Hi, I have the following equations that I am really confused on..just wondering if someone can help me out with them..thanks!
1) 2e^7x+2=6
2) 1n (3x-4) + 1n (x-3)-1n 4=0
$\displaystyle 2e^{7x}+2=6$
Subtract 2 from both sides:
$\displaystyle 2e^{7x}=4$
Divide both sides by 2:
$\displaystyle e^{7x}=2$
Take the natural log of both sides:
$\displaystyle \ln e^{7x}=\ln 2$
Recall this law of logarithms:
$\displaystyle log (x)^a = a\cdot log (x)$
Apply it:
$\displaystyle 7x\cdot \ln e = \ln 2$
The natural log of e is 1, so we have:
$\displaystyle 7x = \ln 2$
Divide both sides by 7;
$\displaystyle x = \frac {\ln 2}{7}$
For problem 1 rearrange your equation so that your exponentiated factor ($\displaystyle e^{7x}$) is by itself (no coefficient) then treat each side of the equation like a variable and plug each into the inverse of $\displaystyle e^y $. (hint: You should be using the fact that $\displaystyle \ln(e^y) = y$.)

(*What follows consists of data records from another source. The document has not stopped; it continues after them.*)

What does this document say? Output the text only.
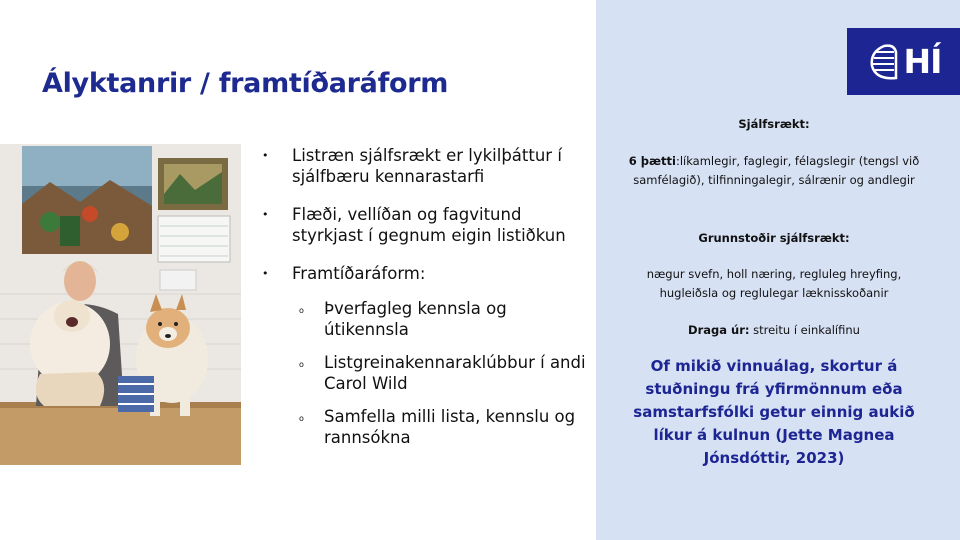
Ályktanrir / framtíðaráform
• Listræn sjálfsrækt er lykilþáttur í sjálfbæru kennarastarfi
• Flæði, vellíðan og fagvitund styrkjast í gegnum eigin listiðkun
• Framtíðaráform:
o Þverfagleg kennsla og útikennsla
o Listgreinakennaraklúbbur í andi Carol Wild
o Samfella milli lista, kennslu og rannsókna
HÍ
Sjálfsrækt:
6 þætti:líkamlegir, faglegir, félagslegir (tengsl við samfélagið), tilfinningalegir, sálrænir og andlegir
Grunnstoðir sjálfsrækt:
nægur svefn, holl næring, regluleg hreyfing, hugleiðsla og reglulegar læknisskoðanir
Draga úr: streitu í einkalífinu
Of mikið vinnuálag, skortur á stuðningu frá yfirmönnum eða samstarfsfólki getur einnig aukið líkur á kulnun (Jette Magnea Jónsdóttir, 2023)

For problem 2 observe that $\displaystyle \ln(a)+\ln(b) = \ln(ab)$ and as an immediate consequence $\displaystyle \ln(c) - \ln(d) = \ln(c/d)$. Also note that $\displaystyle e^{\ln(y)} = y$
$\displaystyle \ln (3x-4) + \ln (x-3)-\ln 4=0$
Recall this law of logarithms:
$\displaystyle \log (a) + \log (b) = \log (ab)$
Apply it:
$\displaystyle \ln \left((3x-4)\cdot (x-3)\right) - \ln 4 = 0$
$\displaystyle
\ln (3x^2 - 13x + 12) - \ln 4 = 0$
$\displaystyle
\ln (3x^2 - 13x + 12) = \ln 4$
$\displaystyle e^{\ln 4} = 3x^2 - 13x + 12$
Recall that:
$\displaystyle e^{\ln x} = x$
Apply it:
$\displaystyle 3x^2 - 13x + 12 = 4$
$\displaystyle 3x^2 - 13x + 8 = 0$
Solve for x.